Many educators have seen the famous illustration of animals being told:
"For a fair selection, everybody has to take the same exam. Please climb that tree."
The monkey smiles.
The elephant hesitates.
The penguin looks confused.
And the fish has no chance at all.
The message is clear: treating every learner exactly the same is not always fair.

But what if we gave the fish a robotic suit?
Not one that magically carried it to the top of the tree.
Not one that removed all challenge.
A suit that allowed the fish to climb in a different way.
And what if we gave the monkey a weighted vest?
Not to make the task harder for the sake of being harder.
But to ensure that the monkey was challenged too.
Suddenly, both learners have obstacles to overcome.
Both have a goal to reach.
Both must solve problems, adapt, and persevere.
The fish must learn to navigate the robotic suit.
The monkey must learn to manage the additional weight.
The destination remains the same.
The challenge remains real.
The pathway simply looks different.
Fairness is not giving every learner the same challenge.
Fairness is ensuring every learner experiences an appropriate challenge.

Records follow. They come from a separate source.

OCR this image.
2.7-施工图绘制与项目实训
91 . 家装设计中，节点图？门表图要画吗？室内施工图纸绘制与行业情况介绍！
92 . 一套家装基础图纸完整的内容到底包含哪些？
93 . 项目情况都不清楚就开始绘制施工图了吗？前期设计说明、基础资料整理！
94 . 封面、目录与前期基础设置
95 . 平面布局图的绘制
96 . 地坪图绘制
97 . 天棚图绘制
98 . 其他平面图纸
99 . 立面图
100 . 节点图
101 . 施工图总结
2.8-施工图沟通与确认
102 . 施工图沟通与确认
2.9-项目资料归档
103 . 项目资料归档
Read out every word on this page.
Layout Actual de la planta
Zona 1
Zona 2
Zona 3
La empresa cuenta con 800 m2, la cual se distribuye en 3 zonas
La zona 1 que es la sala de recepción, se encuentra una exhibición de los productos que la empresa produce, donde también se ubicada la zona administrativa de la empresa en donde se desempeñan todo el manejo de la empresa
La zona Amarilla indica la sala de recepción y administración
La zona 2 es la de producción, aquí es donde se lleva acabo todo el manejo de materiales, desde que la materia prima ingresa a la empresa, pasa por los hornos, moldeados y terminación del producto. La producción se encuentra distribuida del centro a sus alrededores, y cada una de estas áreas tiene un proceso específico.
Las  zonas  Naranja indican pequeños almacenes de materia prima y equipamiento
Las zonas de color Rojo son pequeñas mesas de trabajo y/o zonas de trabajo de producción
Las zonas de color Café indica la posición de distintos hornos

Scaffolding Is Not Differentiation
These two terms are often used interchangeably, but they serve different purposes.
In our example, the robotic suit is a scaffold.
It provides support that enables the fish to attempt the same challenge as everyone else.
In the classroom, scaffolds might include:
sentence starters
graphic organisers
worked examples
teacher modelling
visual prompts
checklists
These supports help learners access the learning without changing the learning itself.
Differentiation is something different.
If we assessed the fish on how well it grips branches with its fins, it would still fail.
Instead, we assess how effectively it operates the suit to achieve the goal.
The destination remains the same.
The pathway and method of demonstrating success may change.
Why Level Up Happens Last
One of the biggest mistakes in curriculum design is beginning with differentiation.
Before we can decide who needs support or extension, we first need meaningful learning worth supporting.
In the REAL Method, we design the learning journey first.
Only then do we step back and ask:
Where might learners need additional support?
Which scaffolds could increase access?
Which students may require differentiated pathways?
Where can we provide deeper challenge?
This is the Level Up phase.
Extension Is Not More Work
Level Up is not only about supporting struggling learners.
It is also about challenging advanced learners appropriately.
Too often, extension means giving capable students more of the same work.
More questions.
More pages.
More repetition.
That is not extension.
True extension asks learners to think more deeply, explore greater complexity, solve authentic problems, and make meaningful connections.
The goal is not more work.
The goal is richer learning.
Fairness Means Access to Success
Fairness does not mean giving every learner the same task, the same support, or the same assessment.
Fairness means giving every learner a genuine opportunity to succeed.
Sometimes that means scaffolds.
Sometimes that means extension.
Sometimes that means differentiated assessments.
The goal is not to lower expectations.
The goal is to remove unnecessary barriers while maintaining meaningful challenge.
Because real learning is not about helping every learner climb the tree in exactly the same way.
It is about ensuring every learner has the opportunity to reach the top.